Normal vector field to this hypersurface Let $M^n$ be a hypersurface of the unit sphere $S^{n+1} \subset \mathbb{R}^{n+2}$ contained in the open upper hemisphere $S^{n+1}_+$, and let $N : M \to \mathbb{R}^{n+2}$ be a unit normal vector field to $M$ (with $\langle N(p), p \rangle = 0$ for all $p$).
Consider the diffeomorphism $f : S^{n+1}_+ \to \mathbb{R}^{n+1}$ obtained by central projection, that is,
$$f(x_1, \dots, x_{n+2}) = \left( \frac{x_1}{x_{n+2}}, \dots, \frac{x_{n+1}}{x_{n+2}} \right).$$
How do I get a normal vector field $\overline{N}$ to the hypersurface $\overline{M} = f(M)$? I know that we can proceed like this: take a parametrization $\varphi : U \to M$ and define
$$\overline{N}(f(p)) = w_1 \times \cdots \times w_n,$$ 
where $w_i = \frac{\partial(f \circ \varphi)}{\partial x_i}(\varphi^{-1}(p)) = Df(p) \cdot \frac{\partial\varphi}{\partial x_i}(\varphi^{-1}(p))$. But the vector products are not explicit enough.
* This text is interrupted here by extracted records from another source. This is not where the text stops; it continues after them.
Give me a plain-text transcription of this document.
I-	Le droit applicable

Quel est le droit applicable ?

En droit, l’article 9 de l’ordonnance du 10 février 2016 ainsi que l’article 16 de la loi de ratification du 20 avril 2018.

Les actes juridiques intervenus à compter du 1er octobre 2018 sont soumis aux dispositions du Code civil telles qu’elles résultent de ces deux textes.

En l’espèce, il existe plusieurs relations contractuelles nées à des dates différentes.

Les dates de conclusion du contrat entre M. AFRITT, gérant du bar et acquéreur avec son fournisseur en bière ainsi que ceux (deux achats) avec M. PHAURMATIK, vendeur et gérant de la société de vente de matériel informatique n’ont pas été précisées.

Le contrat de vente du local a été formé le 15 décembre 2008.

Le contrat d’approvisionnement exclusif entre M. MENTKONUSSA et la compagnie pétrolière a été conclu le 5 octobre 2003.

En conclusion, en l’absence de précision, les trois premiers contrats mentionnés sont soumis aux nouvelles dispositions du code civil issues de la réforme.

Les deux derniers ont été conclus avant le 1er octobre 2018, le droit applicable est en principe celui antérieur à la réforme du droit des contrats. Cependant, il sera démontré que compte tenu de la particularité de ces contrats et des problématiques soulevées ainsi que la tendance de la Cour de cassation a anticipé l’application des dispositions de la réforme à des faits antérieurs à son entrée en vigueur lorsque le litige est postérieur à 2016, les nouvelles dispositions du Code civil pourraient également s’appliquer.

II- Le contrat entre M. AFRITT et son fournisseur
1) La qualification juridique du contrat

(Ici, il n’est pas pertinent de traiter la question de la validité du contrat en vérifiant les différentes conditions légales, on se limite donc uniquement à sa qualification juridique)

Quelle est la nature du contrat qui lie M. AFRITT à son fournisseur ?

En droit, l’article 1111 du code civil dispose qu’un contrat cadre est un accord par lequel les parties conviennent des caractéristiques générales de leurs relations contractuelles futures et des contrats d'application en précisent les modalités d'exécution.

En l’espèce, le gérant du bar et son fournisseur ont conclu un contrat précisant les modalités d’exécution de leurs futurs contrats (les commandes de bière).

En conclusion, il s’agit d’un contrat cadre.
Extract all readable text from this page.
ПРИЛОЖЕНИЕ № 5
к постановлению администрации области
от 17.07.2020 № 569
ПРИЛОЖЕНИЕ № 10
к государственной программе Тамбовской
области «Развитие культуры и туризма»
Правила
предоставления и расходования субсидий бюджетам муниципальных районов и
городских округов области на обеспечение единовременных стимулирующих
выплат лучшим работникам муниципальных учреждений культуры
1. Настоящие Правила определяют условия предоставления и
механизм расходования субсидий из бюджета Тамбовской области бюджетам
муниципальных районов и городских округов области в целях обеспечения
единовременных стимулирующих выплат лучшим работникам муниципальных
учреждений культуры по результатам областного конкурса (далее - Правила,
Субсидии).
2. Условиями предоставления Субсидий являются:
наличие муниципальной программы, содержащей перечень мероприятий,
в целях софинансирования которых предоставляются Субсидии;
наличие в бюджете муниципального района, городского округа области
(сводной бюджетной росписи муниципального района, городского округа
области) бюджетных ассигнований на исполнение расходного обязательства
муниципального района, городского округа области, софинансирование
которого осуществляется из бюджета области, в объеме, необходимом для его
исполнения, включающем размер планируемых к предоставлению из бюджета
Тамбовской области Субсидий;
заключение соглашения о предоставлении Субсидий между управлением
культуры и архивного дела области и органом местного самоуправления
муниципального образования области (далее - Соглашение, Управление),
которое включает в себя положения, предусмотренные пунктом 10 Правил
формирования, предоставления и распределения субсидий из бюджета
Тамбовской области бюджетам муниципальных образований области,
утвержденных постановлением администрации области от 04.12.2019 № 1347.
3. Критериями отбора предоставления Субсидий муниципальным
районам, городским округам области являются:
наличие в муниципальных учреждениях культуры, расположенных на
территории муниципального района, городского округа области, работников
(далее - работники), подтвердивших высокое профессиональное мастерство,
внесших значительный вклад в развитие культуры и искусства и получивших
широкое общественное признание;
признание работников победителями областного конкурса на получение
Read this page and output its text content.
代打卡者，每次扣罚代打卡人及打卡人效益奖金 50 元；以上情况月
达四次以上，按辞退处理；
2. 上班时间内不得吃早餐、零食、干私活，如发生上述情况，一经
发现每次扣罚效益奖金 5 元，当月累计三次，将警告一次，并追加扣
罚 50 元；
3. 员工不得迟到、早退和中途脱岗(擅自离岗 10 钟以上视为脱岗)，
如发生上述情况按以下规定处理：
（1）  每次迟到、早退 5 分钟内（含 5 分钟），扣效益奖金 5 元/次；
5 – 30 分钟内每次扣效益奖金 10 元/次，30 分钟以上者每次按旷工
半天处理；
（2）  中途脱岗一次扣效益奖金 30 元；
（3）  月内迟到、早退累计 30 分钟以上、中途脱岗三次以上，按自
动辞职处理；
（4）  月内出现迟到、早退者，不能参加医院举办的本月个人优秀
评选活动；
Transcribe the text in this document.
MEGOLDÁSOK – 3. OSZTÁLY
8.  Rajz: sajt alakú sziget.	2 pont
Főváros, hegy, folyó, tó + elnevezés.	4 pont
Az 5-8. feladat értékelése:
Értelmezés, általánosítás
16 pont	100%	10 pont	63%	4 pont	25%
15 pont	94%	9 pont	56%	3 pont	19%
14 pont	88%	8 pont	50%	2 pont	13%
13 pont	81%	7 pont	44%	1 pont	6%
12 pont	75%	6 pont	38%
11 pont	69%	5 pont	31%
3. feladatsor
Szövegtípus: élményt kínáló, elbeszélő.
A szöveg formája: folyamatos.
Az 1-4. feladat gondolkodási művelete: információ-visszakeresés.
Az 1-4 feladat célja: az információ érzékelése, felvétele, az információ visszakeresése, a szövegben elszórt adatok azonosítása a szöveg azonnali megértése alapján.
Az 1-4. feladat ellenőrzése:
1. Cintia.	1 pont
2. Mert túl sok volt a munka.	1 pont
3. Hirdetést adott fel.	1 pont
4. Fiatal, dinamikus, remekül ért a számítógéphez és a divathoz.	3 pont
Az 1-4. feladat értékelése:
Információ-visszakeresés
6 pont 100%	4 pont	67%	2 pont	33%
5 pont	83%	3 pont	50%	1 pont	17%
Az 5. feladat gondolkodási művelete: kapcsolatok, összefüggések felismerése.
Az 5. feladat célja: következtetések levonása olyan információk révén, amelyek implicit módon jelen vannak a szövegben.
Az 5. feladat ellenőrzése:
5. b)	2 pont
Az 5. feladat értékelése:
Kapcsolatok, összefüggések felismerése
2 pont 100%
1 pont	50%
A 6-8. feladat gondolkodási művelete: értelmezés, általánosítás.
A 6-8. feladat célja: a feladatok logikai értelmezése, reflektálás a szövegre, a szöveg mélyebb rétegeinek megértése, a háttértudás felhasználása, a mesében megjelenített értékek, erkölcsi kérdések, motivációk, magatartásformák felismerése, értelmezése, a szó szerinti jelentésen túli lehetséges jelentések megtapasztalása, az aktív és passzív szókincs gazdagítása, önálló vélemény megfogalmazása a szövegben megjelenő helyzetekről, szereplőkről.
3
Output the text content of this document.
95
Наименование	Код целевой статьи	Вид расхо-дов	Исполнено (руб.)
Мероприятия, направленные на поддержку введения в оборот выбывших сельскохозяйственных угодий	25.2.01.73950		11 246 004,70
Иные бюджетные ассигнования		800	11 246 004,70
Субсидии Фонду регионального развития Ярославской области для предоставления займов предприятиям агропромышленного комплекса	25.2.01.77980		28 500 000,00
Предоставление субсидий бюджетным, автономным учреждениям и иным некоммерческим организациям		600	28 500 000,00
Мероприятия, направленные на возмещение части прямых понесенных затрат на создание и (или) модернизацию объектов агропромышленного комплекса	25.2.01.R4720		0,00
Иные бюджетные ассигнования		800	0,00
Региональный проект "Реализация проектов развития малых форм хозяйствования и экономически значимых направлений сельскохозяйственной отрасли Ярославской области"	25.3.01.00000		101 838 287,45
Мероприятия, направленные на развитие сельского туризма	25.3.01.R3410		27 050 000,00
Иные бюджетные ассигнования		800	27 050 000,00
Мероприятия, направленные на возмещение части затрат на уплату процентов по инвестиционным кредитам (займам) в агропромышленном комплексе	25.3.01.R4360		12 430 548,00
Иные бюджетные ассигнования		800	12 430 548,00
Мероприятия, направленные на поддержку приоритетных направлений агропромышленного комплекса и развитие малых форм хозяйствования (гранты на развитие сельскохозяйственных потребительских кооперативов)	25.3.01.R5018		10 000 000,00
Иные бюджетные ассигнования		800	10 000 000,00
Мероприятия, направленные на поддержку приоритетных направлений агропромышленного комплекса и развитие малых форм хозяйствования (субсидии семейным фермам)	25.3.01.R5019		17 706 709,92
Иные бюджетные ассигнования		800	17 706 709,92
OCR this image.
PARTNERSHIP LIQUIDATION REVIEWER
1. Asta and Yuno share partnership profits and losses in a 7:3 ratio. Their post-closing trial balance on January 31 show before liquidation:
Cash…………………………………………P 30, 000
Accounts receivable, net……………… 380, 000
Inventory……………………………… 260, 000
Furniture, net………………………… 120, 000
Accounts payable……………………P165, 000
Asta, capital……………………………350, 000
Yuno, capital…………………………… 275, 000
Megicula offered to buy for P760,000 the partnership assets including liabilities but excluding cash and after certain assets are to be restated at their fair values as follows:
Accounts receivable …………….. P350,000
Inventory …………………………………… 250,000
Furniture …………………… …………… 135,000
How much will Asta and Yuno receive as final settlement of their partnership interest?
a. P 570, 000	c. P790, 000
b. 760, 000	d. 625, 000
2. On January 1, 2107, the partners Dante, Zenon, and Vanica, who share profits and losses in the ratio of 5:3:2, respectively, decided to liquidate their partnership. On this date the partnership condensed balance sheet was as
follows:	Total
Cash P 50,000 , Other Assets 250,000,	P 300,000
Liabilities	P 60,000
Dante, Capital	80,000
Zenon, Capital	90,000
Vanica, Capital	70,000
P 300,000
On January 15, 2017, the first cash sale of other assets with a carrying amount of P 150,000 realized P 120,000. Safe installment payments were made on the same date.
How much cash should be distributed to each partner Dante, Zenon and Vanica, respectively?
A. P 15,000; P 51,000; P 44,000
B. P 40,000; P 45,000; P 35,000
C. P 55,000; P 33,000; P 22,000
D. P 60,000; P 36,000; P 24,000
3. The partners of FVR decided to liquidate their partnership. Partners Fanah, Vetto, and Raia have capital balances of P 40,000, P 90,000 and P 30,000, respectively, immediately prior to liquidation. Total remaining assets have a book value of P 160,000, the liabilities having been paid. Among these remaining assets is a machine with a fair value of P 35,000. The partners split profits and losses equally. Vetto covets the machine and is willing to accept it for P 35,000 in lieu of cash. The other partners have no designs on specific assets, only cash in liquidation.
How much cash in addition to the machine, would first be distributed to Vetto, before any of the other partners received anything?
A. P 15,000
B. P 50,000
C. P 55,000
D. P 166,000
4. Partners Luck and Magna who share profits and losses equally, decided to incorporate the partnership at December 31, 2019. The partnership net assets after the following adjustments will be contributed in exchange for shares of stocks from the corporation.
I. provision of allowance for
Is there a nicer expression? 
Thanks for your thoughts.
 A: $\newcommand{\Reals}{\mathbf{R}}$Not a complete answer, but long for a comment, and hopefully useful enough to allow you to extract a suitable answer in your situation.
Let $x = (x_{1}, \dots, x_{n+1})$ denote the general point of the open unit ball $B^{n+1}$. The upper hemisphere $S_{+}^{n+1}$ is parametrized by $h(x) = (x, \sqrt{1 - |x|^{2}})$, and a short calculation shows the map $\phi = f \circ h:B^{n+1} \to \Reals^{n+1}$ has derivative
$$
D\phi(x) = \frac{1}{(1 - |x|^{2})^{3/2}}\left((1 - |x|^{2}) I + xx^{T}\right).
$$
If $x \neq 0$ (i.e., away from the center of the ball), the eigenspaces of $D\phi(x)$ are:


*

*The line through $x$, with eigenvalue $\dfrac{1}{(1 - |x|^{2})^{3/2}}$;

*The orthogonal complement of the line through $x$, with eigenvalue $\dfrac{1}{(1 - |x|^{2})^{1/2}}$.
The tangent space to a hypersurface $M$ in the open upper hemisphere at a point $h(x)$ corresponds via vertical projection to an affine hyperplane through $x$ in $\Reals^{n+1}$. If you can usefully resolve "shadows" of tangent vectors into components parallel and orthogonal to $x$, you should be able to describe the tangent space of $f(M)$ well enough to calculate the normal in a tractable form.